Het Muurschotelmos (Lecanora muralis) is een zeer algemeen korstmos dat op vrijwel alle straatstenen, muren en opritten kan voorkomen. Het ziet eruit als ronde, grijsgroene vlekken. Het is een stikstofminnende soort.

Het korstmos Lichenoconium erodens komt als parasiet op de Groene Schotelkorst, een ander korstmos, voor.

Het korstmos Lichenoconium xanthoriae is een parasiet op het Klein Dooiermos en het Groot Dooiermos.

Het Hamsteroortje (Normandina pulchella) is een epifytisch korstmos dat vroeger strikt gebonden was aan Iep, maar zich wist aan te passen aan andere boomsoorten en andere habitats.  Dit mos komt thans voor op Eik-soorten, Wilg-soorten, Iep-soorten en Gewone Es in bossen, broekbossen, duinstruwelen, duinbossen en op laanbomen.  

Het Gewoon Schildmos (Parmelia sulcata) is een korstmos dat voorkomt op boomstammen, vooral op Appel. In verontreinigde streken komt dit korstmos alleen voor onder op de stam. Hoe schoner de lucht, hoe hoger de groeiplaats. Vogels gebruiken dit mos graag bij hun nestbouw.   

Het Knopjesschildmos (Parmelina pastillifera) is een korstmos dat groeit op oude wegbomen, zoals Eik-soorten.

De Grijze Spijkerdrager (Protoparmelia hypotremella) is een korstmos dat groeit op oude wegbomen, zoals Eik-soorten.

De Bruine Spijkerdrager (Protoparmelia oleagina) is een korstmos dat groeit op oude wegbomen, zoals oude Eik-soorten.

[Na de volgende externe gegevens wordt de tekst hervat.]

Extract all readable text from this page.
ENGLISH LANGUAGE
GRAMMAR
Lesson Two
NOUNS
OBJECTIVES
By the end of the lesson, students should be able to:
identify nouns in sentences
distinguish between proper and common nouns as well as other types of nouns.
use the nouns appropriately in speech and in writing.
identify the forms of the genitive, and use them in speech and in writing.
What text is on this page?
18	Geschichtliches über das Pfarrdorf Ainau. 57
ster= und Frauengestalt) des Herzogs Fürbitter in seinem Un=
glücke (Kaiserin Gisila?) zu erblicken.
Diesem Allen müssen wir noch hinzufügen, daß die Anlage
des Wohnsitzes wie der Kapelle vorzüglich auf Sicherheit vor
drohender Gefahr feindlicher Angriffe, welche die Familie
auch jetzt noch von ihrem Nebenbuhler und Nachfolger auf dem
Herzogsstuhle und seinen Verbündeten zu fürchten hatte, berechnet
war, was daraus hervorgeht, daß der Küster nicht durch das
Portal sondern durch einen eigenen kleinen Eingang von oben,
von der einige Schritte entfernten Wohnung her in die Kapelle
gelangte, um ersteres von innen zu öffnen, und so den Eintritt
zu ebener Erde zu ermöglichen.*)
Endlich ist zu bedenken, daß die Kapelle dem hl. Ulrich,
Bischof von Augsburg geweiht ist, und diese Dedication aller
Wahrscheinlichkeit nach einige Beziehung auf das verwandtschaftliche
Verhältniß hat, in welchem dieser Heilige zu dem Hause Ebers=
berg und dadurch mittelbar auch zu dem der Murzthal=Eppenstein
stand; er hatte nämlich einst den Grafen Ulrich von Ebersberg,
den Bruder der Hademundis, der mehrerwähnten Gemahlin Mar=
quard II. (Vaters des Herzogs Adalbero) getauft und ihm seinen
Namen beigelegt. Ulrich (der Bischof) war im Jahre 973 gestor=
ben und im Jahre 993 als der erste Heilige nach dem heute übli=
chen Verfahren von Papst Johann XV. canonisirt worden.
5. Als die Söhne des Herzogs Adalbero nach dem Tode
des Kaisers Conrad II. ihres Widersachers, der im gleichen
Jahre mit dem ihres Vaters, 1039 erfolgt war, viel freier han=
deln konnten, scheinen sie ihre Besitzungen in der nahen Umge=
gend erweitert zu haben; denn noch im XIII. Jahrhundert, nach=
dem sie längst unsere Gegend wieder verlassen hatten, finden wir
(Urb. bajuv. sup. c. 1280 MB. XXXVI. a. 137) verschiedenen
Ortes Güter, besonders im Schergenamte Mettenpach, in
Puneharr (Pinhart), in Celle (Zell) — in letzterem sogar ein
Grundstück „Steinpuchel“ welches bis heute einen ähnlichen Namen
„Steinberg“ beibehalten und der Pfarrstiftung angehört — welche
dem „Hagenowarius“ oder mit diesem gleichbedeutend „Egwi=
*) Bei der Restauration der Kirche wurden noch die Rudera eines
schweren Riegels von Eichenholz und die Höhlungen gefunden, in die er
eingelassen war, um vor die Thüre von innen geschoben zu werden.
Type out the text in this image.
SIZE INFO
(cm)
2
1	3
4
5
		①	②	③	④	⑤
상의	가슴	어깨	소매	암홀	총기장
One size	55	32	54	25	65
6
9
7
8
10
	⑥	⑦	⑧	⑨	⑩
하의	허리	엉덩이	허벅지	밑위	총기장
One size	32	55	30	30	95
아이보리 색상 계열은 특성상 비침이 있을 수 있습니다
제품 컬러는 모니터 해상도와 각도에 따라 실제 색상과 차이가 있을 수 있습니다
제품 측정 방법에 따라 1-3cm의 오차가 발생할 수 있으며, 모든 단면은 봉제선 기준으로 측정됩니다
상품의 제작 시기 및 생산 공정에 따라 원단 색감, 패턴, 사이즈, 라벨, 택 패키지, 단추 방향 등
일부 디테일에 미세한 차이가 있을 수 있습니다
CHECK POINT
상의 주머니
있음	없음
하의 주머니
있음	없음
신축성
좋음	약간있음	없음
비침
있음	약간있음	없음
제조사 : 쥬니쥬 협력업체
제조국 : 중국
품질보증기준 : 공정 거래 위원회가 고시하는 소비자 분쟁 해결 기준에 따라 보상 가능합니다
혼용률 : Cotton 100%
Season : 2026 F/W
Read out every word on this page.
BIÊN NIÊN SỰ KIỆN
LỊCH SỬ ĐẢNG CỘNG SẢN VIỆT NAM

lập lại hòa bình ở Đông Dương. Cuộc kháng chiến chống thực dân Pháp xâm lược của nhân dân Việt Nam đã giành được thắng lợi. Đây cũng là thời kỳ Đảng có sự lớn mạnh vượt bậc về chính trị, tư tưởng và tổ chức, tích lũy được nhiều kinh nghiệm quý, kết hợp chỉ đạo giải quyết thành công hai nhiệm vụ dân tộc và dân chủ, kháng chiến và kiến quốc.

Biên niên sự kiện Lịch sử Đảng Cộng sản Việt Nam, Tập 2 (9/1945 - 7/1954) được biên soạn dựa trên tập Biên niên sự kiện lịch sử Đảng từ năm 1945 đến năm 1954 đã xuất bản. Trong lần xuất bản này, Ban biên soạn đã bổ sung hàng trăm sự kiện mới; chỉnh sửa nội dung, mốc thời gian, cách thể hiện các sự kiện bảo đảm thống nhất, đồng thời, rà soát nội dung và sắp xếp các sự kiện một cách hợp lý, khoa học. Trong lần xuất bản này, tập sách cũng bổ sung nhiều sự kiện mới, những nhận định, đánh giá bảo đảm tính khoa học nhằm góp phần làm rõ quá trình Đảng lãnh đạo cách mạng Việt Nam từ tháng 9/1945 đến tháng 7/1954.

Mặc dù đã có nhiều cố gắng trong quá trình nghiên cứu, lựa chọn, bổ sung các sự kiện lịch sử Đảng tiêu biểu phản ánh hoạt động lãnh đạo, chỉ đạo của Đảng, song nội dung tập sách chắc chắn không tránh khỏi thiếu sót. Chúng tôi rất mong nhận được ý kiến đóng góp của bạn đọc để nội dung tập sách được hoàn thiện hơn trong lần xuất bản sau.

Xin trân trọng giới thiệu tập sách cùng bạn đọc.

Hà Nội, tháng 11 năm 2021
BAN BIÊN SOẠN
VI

Het Waaiertakmos (Ramalina lacera) is een korstmos dat voorkomt op Eik-soorten, op de droge kant van oude bomen. Deze soort komt ook soms voor op de noordmuren van oude kerkgebouwen. Op dergelijke muren komen vaak soorten voor die gewoonlijk epifytisch groeien. Op bomen is deze soort sterk achteruit gegaan, maar vindt dit mos blijkbaar op kerkmuren nog een refugium.

Het Bruin Boerenkoolmos (Tuckermannopsis chlorophylla) is een korstmos dat voorkomt op Eik-soorten, vooral in oude eikenlanen en op vrijstaande bomen en ook op stobben van Grove Den in stuifzandgebieden.

Het Groot Dooiermos (Xanthoria parietina) komt zeer algemeen voor op ondermeer muren, stenen, beton, betonnen paaltjes, standbeelden, grafstenen en soms op hout. Dit schijfvormig korstmos komt ook voor op Zomereik. De soort profiteert van de hoge ammoniakbelasting en komt vaak voor in de omgeving van vetmesterijen, boerderijen en landbouwgronden. Het mos zelf wordt ook bemest door vogels, zoals Stadsduiven. De sporen worden in de donkeroranje centra gevormd. Het is één van de meest algemene korstmossen. Dit korstmos is één van de waardplanten van het Vierstipbeertje.

Het Klein Dooiermos (Xanthoria polycarpa) is een korstmos dat vooral groeit op zure schors, met name van Eik-soorten, op houten paaltjes en ook op stobben van Grove Den in stuifzandgebieden.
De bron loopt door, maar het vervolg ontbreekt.